Secondo el mundo deportivo, al Barcellona sta frullando l'idea Sebastian Giovinco. A gennaio la squadra catalana avrà il mercato riaperto, ed Luis Enrique vuole fare qualcosa in attacco. Messi, Neymar e Suarez sono troppo pochi per affrontare la seconda parte della stagione, sopratutto visto che il Barca usa tre attaccanti. Giovinco potrebbe essere il giusto sostituto. L'italiano gioca nei Toronto nella MLS in USA.


----------



## DannySa (9 Ottobre 2015)

Messi va in galera e Giovinco al Barcellona, titolare.


----------



## Splendidi Incisivi (9 Ottobre 2015)

Ma come si può tenere in considerazione Giovinco? Abbiamo visto cos'è capace di fare nel calcio che conta: nulla, è un giocatore da Parma, ossia da metà classifica, in Canada fa sfracelli perché gioca appunto... in Canada. Per me è come se si fosse ritirato, quindi non capisco né interessamenti, né eventuali convocazioni in nazionale.


----------



## Mou (9 Ottobre 2015)

Giovinco col calcio vero (quello europeo) non ha niente a che spartire. Può emergere solo in un campionato di pensionati e scappati di casa come la MLS.


----------



## prebozzio (9 Ottobre 2015)

Giovinco sta alcuni gol dal punto di vista tecnico incredibili.

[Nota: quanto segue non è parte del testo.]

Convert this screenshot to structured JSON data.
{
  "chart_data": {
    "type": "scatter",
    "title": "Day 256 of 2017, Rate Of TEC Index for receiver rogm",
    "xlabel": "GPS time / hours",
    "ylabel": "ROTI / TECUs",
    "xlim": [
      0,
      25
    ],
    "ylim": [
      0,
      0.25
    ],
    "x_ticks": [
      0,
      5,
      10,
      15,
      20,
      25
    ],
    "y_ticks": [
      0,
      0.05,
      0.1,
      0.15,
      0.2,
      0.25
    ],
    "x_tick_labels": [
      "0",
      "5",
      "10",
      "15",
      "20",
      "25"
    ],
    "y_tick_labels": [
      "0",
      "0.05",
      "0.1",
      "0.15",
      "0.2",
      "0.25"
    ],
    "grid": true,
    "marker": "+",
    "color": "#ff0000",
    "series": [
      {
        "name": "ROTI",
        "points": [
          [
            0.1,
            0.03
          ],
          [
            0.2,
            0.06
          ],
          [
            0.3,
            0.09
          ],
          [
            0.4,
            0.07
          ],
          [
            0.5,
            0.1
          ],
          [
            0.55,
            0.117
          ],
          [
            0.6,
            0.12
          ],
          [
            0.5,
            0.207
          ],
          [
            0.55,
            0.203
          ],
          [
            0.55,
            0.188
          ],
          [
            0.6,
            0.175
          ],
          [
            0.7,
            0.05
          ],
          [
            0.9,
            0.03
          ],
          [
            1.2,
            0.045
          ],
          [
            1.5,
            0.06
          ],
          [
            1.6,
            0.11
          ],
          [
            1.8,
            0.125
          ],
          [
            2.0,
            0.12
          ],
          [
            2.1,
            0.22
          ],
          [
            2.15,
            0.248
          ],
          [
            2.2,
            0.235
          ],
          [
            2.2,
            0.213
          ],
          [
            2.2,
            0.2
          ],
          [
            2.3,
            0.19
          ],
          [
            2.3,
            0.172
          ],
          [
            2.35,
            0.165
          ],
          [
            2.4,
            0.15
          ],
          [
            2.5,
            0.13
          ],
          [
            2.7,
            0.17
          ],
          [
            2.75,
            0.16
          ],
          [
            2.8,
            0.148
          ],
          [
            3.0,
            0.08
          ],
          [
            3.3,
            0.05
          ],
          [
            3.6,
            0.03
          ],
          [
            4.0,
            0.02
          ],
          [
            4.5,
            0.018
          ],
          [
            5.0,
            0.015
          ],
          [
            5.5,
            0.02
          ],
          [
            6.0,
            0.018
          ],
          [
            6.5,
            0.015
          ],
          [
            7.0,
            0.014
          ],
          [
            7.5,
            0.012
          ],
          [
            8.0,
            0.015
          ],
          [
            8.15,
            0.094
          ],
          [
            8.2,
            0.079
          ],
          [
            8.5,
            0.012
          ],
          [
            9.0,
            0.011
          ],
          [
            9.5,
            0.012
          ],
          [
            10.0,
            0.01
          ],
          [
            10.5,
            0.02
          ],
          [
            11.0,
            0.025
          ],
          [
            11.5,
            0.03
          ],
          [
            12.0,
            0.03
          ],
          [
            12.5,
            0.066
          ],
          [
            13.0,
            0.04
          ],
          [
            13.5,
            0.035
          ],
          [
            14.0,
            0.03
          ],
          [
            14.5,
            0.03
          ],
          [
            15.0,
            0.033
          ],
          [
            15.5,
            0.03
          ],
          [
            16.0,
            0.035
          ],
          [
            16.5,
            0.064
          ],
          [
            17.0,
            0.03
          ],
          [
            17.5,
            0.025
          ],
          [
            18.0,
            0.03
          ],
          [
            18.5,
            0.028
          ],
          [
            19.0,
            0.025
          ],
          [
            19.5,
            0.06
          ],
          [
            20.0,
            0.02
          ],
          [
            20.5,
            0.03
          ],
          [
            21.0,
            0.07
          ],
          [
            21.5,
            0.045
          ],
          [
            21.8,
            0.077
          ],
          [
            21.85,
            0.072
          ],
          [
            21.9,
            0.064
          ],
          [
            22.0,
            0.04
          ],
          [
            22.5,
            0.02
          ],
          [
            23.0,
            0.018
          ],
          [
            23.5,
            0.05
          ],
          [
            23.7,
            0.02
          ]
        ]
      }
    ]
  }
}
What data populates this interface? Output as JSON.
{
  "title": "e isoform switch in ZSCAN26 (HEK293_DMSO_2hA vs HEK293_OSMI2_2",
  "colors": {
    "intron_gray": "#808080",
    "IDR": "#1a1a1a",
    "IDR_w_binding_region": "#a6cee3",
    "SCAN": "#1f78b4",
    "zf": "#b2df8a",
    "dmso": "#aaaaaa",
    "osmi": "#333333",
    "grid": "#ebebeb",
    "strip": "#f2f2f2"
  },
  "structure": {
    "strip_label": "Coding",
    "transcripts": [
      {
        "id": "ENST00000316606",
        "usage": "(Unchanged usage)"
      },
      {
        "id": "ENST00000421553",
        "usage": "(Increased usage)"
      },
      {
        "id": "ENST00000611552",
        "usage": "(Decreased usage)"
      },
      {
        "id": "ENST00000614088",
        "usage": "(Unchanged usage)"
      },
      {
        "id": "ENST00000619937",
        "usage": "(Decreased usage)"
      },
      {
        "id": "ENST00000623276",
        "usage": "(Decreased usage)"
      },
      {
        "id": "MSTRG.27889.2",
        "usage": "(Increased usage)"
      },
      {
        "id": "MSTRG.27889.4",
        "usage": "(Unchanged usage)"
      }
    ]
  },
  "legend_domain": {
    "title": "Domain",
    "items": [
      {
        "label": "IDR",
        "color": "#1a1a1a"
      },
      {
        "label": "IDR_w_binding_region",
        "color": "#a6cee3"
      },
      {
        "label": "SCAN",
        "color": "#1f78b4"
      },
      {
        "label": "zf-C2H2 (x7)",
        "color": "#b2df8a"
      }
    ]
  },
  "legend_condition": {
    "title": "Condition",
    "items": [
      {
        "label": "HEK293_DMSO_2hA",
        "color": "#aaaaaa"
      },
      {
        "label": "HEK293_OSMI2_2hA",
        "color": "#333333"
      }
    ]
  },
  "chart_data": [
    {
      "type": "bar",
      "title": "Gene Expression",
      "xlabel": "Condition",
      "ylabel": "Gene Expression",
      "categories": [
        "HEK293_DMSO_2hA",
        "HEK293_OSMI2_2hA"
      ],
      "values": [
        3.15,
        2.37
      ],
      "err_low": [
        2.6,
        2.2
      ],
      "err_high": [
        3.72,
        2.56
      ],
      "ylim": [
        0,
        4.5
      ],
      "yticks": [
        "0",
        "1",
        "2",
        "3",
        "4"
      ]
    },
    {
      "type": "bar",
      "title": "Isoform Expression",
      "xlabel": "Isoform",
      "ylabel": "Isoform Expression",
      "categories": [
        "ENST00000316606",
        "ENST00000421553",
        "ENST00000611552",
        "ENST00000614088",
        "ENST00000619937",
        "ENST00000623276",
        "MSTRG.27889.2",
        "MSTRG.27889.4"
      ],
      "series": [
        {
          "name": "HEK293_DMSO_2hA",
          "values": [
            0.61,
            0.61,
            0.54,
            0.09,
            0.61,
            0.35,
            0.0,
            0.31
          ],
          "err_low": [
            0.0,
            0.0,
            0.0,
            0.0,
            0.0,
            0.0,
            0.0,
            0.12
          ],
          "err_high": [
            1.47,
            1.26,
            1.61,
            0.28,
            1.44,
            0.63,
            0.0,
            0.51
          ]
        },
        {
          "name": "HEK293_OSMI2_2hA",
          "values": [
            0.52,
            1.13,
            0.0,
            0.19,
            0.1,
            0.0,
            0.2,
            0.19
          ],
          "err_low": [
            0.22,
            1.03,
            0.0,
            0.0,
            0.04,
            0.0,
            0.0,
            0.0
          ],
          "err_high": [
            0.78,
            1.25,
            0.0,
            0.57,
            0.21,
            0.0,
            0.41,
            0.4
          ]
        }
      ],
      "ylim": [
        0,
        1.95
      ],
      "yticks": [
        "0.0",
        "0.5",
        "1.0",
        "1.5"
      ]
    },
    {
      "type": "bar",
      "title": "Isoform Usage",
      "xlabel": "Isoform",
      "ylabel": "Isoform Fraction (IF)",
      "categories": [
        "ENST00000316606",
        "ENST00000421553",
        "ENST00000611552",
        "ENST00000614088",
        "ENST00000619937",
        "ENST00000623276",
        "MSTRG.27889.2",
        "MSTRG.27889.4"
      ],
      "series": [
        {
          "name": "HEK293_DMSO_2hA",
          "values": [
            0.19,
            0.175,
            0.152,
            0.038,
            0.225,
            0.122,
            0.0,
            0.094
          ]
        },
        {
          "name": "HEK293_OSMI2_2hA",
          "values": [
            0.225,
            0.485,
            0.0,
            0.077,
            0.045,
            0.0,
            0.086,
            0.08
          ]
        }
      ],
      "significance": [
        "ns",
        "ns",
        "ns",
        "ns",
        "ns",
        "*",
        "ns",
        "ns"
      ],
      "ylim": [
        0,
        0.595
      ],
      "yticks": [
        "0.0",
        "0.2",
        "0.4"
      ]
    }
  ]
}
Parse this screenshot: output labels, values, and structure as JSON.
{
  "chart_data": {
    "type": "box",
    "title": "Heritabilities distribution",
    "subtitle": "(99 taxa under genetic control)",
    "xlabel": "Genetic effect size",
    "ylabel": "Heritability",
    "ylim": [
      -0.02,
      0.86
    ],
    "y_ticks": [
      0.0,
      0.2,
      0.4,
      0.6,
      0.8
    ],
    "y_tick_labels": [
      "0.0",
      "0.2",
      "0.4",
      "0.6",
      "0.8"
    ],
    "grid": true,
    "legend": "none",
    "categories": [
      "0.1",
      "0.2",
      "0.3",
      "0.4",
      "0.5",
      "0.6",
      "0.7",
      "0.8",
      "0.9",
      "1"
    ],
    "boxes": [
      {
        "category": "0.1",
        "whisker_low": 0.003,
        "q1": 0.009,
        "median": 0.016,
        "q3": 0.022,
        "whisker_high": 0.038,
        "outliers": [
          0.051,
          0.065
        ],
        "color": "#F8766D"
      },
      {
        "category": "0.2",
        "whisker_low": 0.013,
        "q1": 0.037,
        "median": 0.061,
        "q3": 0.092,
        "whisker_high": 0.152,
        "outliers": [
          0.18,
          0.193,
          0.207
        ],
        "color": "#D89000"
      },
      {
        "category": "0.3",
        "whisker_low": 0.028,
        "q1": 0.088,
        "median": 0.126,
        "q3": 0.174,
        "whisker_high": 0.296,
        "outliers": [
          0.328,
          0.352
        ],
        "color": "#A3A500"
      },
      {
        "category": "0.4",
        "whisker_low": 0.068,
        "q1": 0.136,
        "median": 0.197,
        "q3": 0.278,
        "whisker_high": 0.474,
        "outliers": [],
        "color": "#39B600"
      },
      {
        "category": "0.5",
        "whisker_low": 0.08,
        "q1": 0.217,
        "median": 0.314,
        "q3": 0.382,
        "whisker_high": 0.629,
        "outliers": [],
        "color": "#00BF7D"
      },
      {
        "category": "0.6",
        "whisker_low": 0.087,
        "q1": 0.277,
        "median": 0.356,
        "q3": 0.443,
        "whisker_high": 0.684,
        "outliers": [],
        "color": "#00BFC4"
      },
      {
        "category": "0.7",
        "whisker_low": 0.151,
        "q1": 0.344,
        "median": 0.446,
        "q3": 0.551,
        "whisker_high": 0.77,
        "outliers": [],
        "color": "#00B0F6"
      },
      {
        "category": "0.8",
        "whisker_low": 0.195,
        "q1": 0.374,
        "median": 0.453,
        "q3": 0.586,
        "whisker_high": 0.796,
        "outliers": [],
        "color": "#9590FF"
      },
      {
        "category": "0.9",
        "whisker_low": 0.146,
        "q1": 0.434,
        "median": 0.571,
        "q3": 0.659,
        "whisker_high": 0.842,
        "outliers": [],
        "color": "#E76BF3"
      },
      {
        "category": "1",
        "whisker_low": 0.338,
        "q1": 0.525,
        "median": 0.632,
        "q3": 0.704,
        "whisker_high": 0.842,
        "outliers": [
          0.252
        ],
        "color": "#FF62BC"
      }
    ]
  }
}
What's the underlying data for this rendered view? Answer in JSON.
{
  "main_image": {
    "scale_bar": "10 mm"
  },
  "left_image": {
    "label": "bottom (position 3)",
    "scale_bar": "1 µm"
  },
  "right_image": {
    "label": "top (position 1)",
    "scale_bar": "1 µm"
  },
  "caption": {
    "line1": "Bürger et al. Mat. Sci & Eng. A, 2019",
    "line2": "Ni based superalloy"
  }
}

Certamente col Barcellona e con l'elite del calcio mondiale non c'entra niente, ma a Parma abbiamo visto che in una realtà media può fare la differenza.


----------



## AntaniPioco (9 Ottobre 2015)

vabbè contate che nel campionato spagnolo giocando con il barcellona praticamente qualsiasi attaccante può andare in doppia difra


----------



## FiglioDelDioOdino (9 Ottobre 2015)

Per me è meglio dell' ex Sanchez, soprattutto per come gioca il Barcellona potrebbe fare molto bene.


----------



## Snake (9 Ottobre 2015)

si tratterebbe di fare la riserva, oggi il primo cambio in attacco del Barca è Munir, il secondo è Sandro...


----------



## Jino (9 Ottobre 2015)

Con il Barcellona non c'entra assolutamente nulla.


----------



## Hammer (10 Ottobre 2015)

Giovinco ha fatto bene in squadre di bassa classifica, e basta. Lui e il calcio europeo non c'entrano proprio niente. Per me è anche vergognoso sia stato convocato in Nazionale: se un Acquafresca di turno facesse 75 gol nel campionato ruandese lo convocheremmo?


----------



## Ma che ooh (10 Ottobre 2015)

.


----------



## Chrissonero (10 Ottobre 2015)

Io invece avevo letto che il Barcelona sta trattando Tielemans e Yarmolenko


----------



## Ma che ooh (10 Ottobre 2015)

Chrissonero ha scritto:


> Io invece avevo letto che il Barcelona sta trattando Tielemans e Yarmolenko



Che giocatori, Tielemans sopratutto , ma anche Yarmolenko non scherza


----------



## smallball (11 Ottobre 2015)

Tifo'o ha scritto:


> Secondo el mundo deportivo, al Barcellona sta frullando l'idea Sebastian Giovinco. A gennaio la squadra catalana avrà il mercato riaperto, ed Luis Enrique vuole fare qualcosa in attacco. Messi, Neymar e Suarez sono troppo pochi per affrontare la seconda parte della stagione, sopratutto visto che il Barca usa tre attaccanti. Giovinco potrebbe essere il giusto sostituto. L'italiano gioca nei Toronto nella MLS in USA.



non scherziamo,suvvia


----------



## bmb (11 Ottobre 2015)

Non ce lo vedrei male.


----------



## Ma che ooh (11 Ottobre 2015)

bmb ha scritto:


> Non ce lo vedrei



Fixed


----------